Sheehan v. Pioneer Lucky Strike Gold Mining Co.

11 Cal. App. 2d 530 | Cal. Ct. App. | 1936

11 Cal.App.2d 530 (1936)

HOWARD J. SHEEHAN, Respondent,
v.
THE PIONEER LUCKY STRIKE GOLD MINING COMPANY (a Corporation), Appellant.

Civ. No. 10677.

California Court of Appeals. Second Appellate District, Division Two.

January 30, 1936.

Pelton & Warne and Clore Warne for Appellant.

Edward A. Adams and Lee J. Myers for Respondent.

Wood, J.

Defendant appeals from an order of the superior court setting aside a judgment of dismissal of plaintiff's action. A demurrer to the second amended complaint was sustained with leave to amend within ten days. Upon the failure of plaintiff to amend within the time allowed a judgment of dismissal was entered upon application of defendant. A motion to set aside the judgment of dismissal was made under section 473 of the Code of Civil Procedure and granted by the court.

Plaintiff presented for filing his verified third amended complaint and relied upon this pleading for a showing of merit. Counsel for defendant do not contend that a sufficient showing was not made to excuse the failure of plaintiff to amend within ten days. Neither do they contend that a verified amended complaint may not serve as a sufficient showing of merit. Counsel for defendant contend, however, that the third amended complaint does not set forth facts sufficient to entitle plaintiff to judgment. They also assert that certain statements made by plaintiff upon the taking of his deposition are contradictory of allegations made in his third amended complaint. Upon these grounds they ask this court to rule that the order should be reversed for an insufficient showing of merit.
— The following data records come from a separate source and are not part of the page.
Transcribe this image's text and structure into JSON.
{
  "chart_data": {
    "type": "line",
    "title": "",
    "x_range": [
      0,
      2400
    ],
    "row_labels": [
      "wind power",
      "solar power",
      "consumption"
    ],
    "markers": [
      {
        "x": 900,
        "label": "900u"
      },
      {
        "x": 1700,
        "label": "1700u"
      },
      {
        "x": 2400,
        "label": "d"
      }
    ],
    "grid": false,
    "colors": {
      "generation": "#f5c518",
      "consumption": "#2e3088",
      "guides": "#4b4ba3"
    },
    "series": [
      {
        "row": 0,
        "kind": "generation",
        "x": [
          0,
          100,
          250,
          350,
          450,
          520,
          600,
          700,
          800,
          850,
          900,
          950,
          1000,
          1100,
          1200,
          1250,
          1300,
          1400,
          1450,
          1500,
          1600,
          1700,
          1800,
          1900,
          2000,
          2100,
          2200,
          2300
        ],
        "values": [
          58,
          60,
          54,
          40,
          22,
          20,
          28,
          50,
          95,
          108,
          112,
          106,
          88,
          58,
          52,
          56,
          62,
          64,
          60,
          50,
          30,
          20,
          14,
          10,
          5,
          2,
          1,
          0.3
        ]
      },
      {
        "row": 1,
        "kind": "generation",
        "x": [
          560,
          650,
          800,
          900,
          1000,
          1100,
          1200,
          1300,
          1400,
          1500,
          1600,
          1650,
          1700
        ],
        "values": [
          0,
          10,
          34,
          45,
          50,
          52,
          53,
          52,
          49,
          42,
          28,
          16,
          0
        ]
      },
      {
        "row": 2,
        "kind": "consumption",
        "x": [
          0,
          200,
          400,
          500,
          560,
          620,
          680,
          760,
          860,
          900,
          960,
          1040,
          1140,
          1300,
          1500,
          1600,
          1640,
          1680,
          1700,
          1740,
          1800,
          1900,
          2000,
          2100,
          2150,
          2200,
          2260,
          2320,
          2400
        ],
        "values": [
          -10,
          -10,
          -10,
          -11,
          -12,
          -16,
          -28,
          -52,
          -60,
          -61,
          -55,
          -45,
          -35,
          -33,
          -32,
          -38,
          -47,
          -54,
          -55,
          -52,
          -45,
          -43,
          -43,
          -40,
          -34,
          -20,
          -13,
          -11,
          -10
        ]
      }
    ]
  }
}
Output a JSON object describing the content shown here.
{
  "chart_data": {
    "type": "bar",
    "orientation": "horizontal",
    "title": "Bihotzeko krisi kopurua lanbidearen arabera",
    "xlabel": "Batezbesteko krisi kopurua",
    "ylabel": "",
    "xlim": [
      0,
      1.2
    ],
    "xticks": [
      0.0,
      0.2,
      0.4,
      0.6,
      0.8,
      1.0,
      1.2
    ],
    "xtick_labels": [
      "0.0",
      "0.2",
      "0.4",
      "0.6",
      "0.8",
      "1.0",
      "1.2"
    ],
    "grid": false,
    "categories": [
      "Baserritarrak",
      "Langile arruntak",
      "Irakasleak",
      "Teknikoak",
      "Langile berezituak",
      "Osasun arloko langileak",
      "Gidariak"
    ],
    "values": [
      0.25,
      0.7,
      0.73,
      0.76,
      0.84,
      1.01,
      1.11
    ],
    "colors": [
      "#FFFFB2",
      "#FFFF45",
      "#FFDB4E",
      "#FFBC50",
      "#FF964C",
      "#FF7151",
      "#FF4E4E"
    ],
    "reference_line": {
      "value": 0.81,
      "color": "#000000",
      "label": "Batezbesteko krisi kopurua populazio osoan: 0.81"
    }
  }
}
[1] Upon this appeal the court is concerned with the legality of the order setting aside the judgment of dismissal. The merits of the action are to be determined by the trial court. The third amended complaint may be attacked in the trial court on demurrer and the alleged falsity of the allegations of the complaint determined upon the trial of the action if it reaches that stage. It is well settled that in proceedings of this nature the court should not try the merits of the action but should permit the filing of affidavits by the respective parties on the subject of the excuse for permitting the default. (Gracier et al. v. Weir, 45 Cal. 53; Francis v. Cox, 33 Cal. 323; Douglass v. Todd, 96 Cal. 655 [31 P. 623, 31 Am.St.Rep. 247].) In Waybright v. Anderson, 200 Cal. *532 374 [253 P. 148], the court said: "It is true that affidavits of merits were not filed herein, but under the doctrine of Sampanes v. Chazes, supra (54 Cal.App. 612 [202 P. 462]), the service and filing of verified amended complaints rendered unnecessary the presentation and filing of affidavits of merits. We are not prepared to hold that said verified amended complaints fail to state causes of action, as urged by the appellants, for this question is primarily one to be decided by the trial court."

The order is affirmed.

Crail, P. J., and McComb, J., pro tem., concurred.